At the end of last month, Netanyahu, then still the prime minister, met with the head of Egypt’s intelligence services Abbas Kamel in Jerusalem and held talks centered on shoring up the truce with Hamas.
Their meeting came as then foreign minister Gabi Ashkenazi was in Cairo for the first visit by an Israeli foreign minister in 13 years.
Ashkenazi told his Egyptian counterpart, Sameh Shoukry, that Jerusalem would not allow Gaza reconstruction to move ahead without a solution in place for the return of the two civilians and the remains of the soldiers, held in Gaza for the better part of a decade. Hamas hopes to secure the freedom of hundreds of Palestinian prisoners in Israeli jails in an exchange.
The terror group, for its part, has demanded the lifting of restrictions without any connection to the potential for a prisoner exchange.
The result is a fragile ceasefire, international observers have warned.

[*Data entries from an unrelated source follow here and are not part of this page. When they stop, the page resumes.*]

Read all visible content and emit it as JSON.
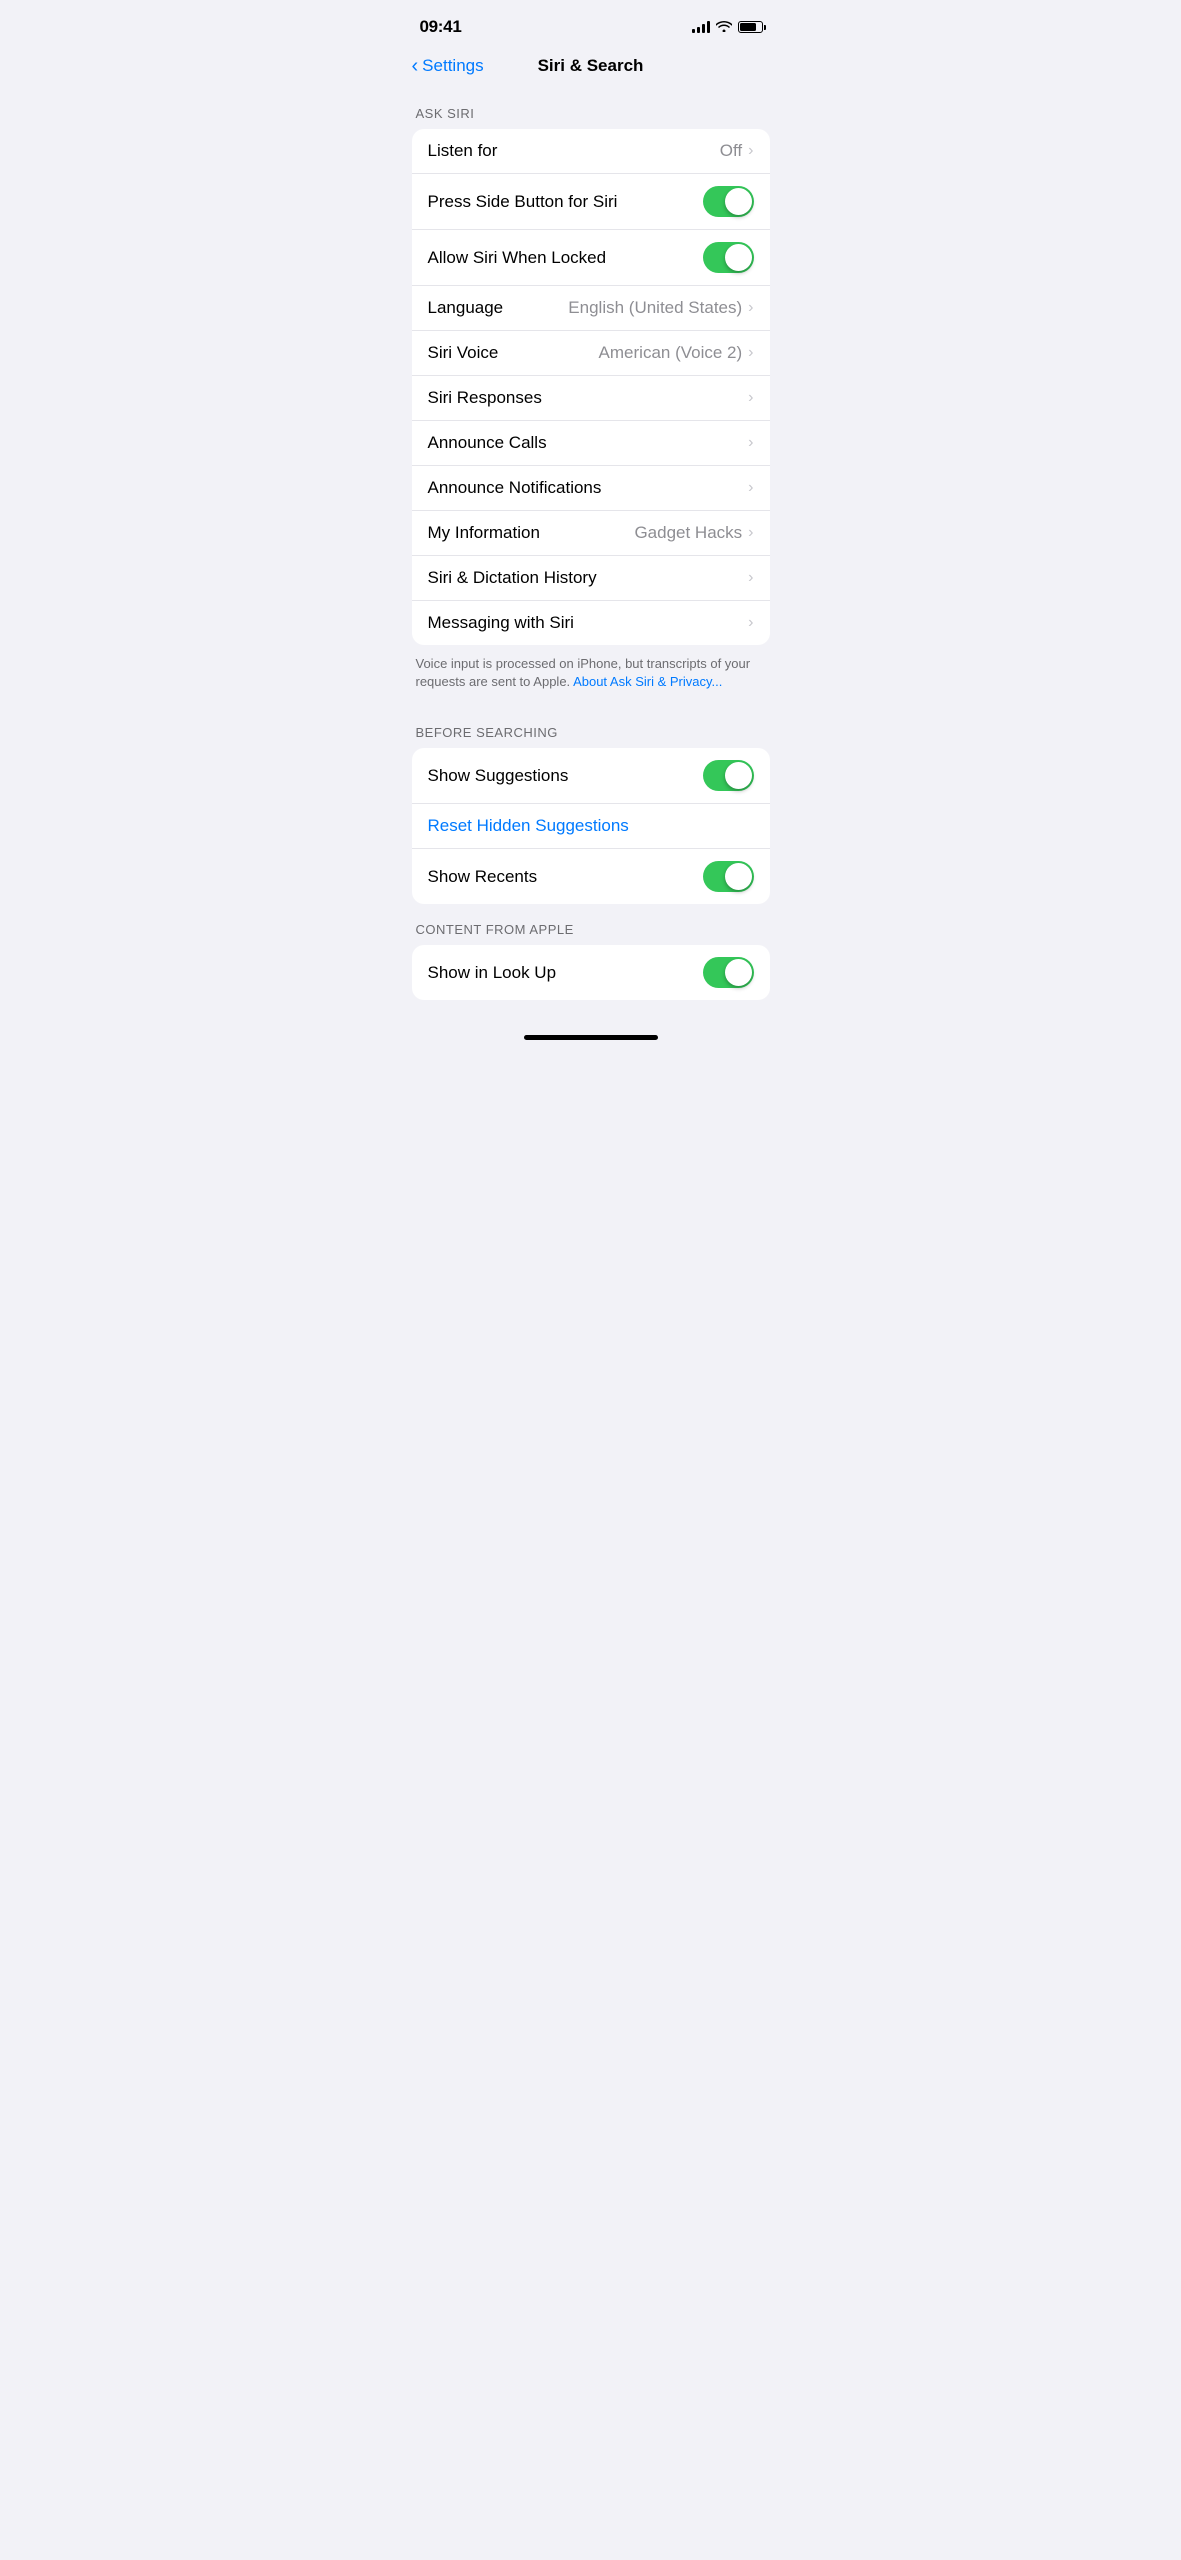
{
  "statusBar": {
    "time": "09:41",
    "battery": 80
  },
  "nav": {
    "backLabel": "Settings",
    "title": "Siri & Search"
  },
  "sections": {
    "askSiri": {
      "label": "ASK SIRI",
      "rows": [
        {
          "id": "listen-for",
          "label": "Listen for",
          "value": "Off",
          "type": "chevron"
        },
        {
          "id": "press-side-button",
          "label": "Press Side Button for Siri",
          "type": "toggle",
          "on": true
        },
        {
          "id": "allow-when-locked",
          "label": "Allow Siri When Locked",
          "type": "toggle",
          "on": true
        },
        {
          "id": "language",
          "label": "Language",
          "value": "English (United States)",
          "type": "chevron"
        },
        {
          "id": "siri-voice",
          "label": "Siri Voice",
          "value": "American (Voice 2)",
          "type": "chevron"
        },
        {
          "id": "siri-responses",
          "label": "Siri Responses",
          "type": "chevron-only"
        },
        {
          "id": "announce-calls",
          "label": "Announce Calls",
          "type": "chevron-only"
        },
        {
          "id": "announce-notifications",
          "label": "Announce Notifications",
          "type": "chevron-only"
        },
        {
          "id": "my-information",
          "label": "My Information",
          "value": "Gadget Hacks",
          "type": "chevron"
        },
        {
          "id": "siri-dictation-history",
          "label": "Siri & Dictation History",
          "type": "chevron-only"
        },
        {
          "id": "messaging-with-siri",
          "label": "Messaging with Siri",
          "type": "chevron-only"
        }
      ],
      "footer": {
        "text": "Voice input is processed on iPhone, but transcripts of your requests are sent to Apple. ",
        "linkText": "About Ask Siri & Privacy...",
        "linkHref": "#"
      }
    },
    "beforeSearching": {
      "label": "BEFORE SEARCHING",
      "rows": [
        {
          "id": "show-suggestions",
          "label": "Show Suggestions",
          "type": "toggle",
          "on": true
        },
        {
          "id": "reset-hidden-suggestions",
          "label": "Reset Hidden Suggestions",
          "type": "link"
        },
        {
          "id": "show-recents",
          "label": "Show Recents",
          "type": "toggle",
          "on": true
        }
      ]
    },
    "contentFromApple": {
      "label": "CONTENT FROM APPLE",
      "rows": [
        {
          "id": "show-in-look-up",
          "label": "Show in Look Up",
          "type": "toggle",
          "on": true
        }
      ]
    }
  }
}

Israel and Egypt have had a fraught relationship since signing a peace deal in 1979. Ties have never been warm, and in 2011, Egyptian protesters stormed an outer wall of the Israeli embassy in the capital’s Giza district, forcing the evacuation of its diplomatic staff. In 2015, Israel reopened its mission in a new location in Cairo’s Maadi neighborhood.
After Sissi seized power in a 2014 coup, Israel’s cooperation with Egypt deepened around security and energy.
According to foreign reports, Israel has helped the Egyptian military crackdown on a jihadist insurgency in the Sinai Peninsula with its own bombing campaign, and Egypt has taken part in efforts to stunt Hamas in Gaza.